Saturday, June 14, 2008

Acton U. -- A Brief Summary (and Table of Future Contents)

Today I have returned from the Acton Institute's Acton University. It was a lot of fun, I learned a lot, clarified some thoughts, and met some interesting people. On Tuesday, the day we all arrived, we heard the welcome address by the president of Acton, Rev. Robert Sirico, titled, "Thoughts on Human Dignity," where he introduced many of the ideas that would be developed in the conference sessions we would take. Keep in mind that the Acton Institute is primarily interested in the moral foundations of the free market, Christian morality especially, and Catholic moral teachings most especially. Truth, morality, and economy were emphasized -- but I will go into more details later. I plan to post something on each of the sessions I attended and then to give an overview when I'm done. That being said, let me list everything I attended:

Session 1: Christian Anthropology: Freedom and Virtue by Dr. Samuel Gregg

Session 2: Christianity and the Idea of LImited Government by Mr. Michael Miller (don't let the "Mr." fool you -- he has a M.A. in International Development, a M.A. in Philosophy, and a MBA in International Management)

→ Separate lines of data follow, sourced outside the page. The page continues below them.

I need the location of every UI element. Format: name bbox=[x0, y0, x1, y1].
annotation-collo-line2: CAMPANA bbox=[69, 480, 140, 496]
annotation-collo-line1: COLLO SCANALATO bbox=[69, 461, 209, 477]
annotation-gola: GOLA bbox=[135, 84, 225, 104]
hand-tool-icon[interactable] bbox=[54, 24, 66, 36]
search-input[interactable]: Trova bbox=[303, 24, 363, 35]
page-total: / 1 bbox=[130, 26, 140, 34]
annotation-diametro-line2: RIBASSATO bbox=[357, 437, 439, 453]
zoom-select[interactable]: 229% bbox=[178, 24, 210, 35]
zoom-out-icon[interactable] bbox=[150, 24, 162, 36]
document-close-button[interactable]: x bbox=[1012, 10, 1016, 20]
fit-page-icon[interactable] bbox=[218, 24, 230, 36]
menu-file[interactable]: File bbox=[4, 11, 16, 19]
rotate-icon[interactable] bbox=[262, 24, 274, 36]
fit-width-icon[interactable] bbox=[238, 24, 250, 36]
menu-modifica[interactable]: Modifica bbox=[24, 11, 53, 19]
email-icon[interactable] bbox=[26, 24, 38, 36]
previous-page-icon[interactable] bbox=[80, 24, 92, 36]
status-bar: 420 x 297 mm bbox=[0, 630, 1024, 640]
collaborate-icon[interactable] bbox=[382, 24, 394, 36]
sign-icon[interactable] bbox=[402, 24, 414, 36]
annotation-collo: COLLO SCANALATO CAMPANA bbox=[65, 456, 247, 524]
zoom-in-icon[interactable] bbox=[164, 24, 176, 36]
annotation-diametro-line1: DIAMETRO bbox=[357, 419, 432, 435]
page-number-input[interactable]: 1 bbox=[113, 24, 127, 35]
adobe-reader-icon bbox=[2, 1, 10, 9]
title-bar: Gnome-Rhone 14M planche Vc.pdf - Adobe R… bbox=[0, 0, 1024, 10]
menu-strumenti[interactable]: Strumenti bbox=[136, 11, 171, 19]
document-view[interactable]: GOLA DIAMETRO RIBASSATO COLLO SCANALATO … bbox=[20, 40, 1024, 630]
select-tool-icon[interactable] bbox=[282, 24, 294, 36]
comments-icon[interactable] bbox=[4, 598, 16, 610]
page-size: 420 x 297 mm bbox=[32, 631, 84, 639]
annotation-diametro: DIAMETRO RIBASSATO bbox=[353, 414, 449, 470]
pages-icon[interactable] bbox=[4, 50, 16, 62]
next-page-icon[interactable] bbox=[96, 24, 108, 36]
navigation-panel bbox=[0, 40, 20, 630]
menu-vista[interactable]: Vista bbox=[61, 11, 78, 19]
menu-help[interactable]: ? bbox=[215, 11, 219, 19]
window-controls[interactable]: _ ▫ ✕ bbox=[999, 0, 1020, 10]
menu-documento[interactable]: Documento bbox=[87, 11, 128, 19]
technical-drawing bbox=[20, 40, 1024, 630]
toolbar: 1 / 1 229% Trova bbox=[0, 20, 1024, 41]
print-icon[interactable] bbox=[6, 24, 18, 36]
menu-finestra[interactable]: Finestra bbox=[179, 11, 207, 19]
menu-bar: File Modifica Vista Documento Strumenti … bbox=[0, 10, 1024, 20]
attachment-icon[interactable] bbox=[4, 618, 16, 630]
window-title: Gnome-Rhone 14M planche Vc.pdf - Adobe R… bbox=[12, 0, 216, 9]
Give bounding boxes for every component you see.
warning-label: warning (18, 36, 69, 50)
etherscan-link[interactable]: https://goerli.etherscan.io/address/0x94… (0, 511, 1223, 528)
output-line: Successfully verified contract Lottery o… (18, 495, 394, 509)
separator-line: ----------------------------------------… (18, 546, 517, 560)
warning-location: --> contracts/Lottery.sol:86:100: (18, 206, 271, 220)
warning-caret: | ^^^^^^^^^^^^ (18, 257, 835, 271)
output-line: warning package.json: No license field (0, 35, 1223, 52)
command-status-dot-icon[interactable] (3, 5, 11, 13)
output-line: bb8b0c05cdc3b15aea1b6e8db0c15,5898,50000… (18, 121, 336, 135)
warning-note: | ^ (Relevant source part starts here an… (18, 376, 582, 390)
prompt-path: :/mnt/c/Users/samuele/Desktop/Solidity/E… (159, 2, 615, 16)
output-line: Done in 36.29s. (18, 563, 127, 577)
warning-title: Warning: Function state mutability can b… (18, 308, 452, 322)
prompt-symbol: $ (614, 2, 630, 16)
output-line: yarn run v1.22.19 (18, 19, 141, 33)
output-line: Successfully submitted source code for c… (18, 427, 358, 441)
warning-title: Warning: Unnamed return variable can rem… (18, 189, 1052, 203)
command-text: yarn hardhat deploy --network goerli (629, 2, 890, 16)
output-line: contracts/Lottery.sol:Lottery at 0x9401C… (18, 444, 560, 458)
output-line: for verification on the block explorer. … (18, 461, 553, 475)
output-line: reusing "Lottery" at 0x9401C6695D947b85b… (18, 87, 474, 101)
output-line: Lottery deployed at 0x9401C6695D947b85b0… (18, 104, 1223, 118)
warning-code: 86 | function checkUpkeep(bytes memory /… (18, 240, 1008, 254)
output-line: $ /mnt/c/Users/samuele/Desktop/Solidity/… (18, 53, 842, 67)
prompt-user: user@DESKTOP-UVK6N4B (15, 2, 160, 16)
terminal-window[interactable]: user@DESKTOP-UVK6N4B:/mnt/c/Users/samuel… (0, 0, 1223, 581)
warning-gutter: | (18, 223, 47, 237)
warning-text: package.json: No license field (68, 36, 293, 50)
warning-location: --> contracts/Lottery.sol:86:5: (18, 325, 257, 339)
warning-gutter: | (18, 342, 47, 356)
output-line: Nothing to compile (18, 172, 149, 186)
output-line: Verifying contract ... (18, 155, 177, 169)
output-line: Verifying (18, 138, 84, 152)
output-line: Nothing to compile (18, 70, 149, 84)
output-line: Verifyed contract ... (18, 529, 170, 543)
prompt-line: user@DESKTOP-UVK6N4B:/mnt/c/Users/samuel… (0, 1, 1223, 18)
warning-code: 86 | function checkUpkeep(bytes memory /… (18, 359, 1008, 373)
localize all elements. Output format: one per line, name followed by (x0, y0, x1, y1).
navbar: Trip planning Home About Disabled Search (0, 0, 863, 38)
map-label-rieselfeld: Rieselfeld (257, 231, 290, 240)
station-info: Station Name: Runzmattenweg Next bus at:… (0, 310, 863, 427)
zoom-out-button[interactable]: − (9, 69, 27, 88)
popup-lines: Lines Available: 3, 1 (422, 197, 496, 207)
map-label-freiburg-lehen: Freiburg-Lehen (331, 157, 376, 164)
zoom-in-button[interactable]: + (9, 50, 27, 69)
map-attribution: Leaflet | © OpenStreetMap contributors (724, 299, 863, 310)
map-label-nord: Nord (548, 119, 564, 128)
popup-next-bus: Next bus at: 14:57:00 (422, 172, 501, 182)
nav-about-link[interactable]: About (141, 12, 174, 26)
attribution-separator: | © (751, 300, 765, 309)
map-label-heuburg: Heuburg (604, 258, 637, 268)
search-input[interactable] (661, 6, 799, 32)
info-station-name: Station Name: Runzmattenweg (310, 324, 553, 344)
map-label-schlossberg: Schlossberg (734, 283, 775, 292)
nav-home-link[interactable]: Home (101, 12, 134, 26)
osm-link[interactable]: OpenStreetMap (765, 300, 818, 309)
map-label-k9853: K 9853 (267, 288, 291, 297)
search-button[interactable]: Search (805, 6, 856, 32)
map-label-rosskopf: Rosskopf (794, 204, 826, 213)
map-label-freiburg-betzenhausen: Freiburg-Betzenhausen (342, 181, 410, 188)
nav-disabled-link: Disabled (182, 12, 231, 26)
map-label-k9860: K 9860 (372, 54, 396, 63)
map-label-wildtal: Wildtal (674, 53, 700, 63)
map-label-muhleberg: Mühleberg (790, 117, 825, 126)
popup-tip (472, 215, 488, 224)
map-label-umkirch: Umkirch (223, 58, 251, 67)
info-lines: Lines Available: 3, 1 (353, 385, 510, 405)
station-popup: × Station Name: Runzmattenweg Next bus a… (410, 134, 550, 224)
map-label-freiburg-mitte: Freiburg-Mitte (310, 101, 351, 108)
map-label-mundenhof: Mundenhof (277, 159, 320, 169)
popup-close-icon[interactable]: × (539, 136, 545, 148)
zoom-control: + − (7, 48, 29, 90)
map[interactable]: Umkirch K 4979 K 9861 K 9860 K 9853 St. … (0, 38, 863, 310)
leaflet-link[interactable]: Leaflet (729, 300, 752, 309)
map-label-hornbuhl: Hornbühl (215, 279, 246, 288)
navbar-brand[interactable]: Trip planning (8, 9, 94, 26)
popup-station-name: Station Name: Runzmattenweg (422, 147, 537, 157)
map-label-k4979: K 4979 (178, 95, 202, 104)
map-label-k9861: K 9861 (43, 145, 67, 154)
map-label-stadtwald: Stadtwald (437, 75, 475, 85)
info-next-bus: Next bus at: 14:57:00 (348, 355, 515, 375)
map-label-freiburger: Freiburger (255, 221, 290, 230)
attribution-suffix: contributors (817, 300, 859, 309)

Session 3: Economic Way of Thinking by Dr. Jennifer Roback Morse

Session 4: Myths About the Market (well, we got 3 out of 8, anyway) by Dr. Jay Wesley Richards

These were all required for those who were attending for the first time, and were all on the first full day, at the end of which everyone watched the Acton-produced documentary "The Birth of Freedom." The next two days were sessions of my choice.

Session 5: Economics and Human Action by Dr. Carlos Hoevel

Session 6: The Catholic Social Encyclical Tradition by Mr. Kishore Jayabalan

Session 7: Private Property: Scriptural, Moral and Economic Foundations by Mr. Michael Miller

We then had discussion groups, where we could go to talk about various topics. I was invited to go to the "Globalization: Africa" discussion group, where there was lively discussion about the relationships among Africa, the West, and globalization. After dinner we heard Lord Brian Griffiths, who was a special advisor for Margaret Thatcher (and who knew Frederick Hayek), give a talk on the Theology of Capitalism in a Fallen World. He was brilliant and funny.

Session 8: The Ethics of Capital and Interest by Mr. Jeffery Tucker (you will hear much more about this talk, since it dealt with peoples' time preferences, and I'm very interested in time. In fact, I'm very interested in pursing some of the ideas he talked about further, and combining them with other things I have read about children's time preferences in relation to education)

Session 9: Business as a Moral Enterprise by Mr. John Beckett (he's a corporate chairman)

Session 10: Economic Liberty in Catholic Social Teaching by Mr. Kishore Jayabalan

That night we had the final dinner lecture, Piety and Technique, give by Rev. Robert Sirico. I unfortunately didn't have my notebook handy, so I couldn't take notes. But the gist of the talk was that we should not replace good intentions (piety) with good technique and truth. A lot of people have a pious interest in helping people, and think that their piety is good enough. But the real question is: is what you are doing actually going to have the results you are after? Piety is no replacement for technique. While piety may help you decide to do good things for people, it is equally important that what you do will have the desired results. Thus, is and ought are deeply connected. To have true moral action, one must both have good intentions and good results.

I met many, many, many wonderful people. Who could list them all? Even if the sessions weren't as great as they were, it would have been worth going just to meet all the people I met.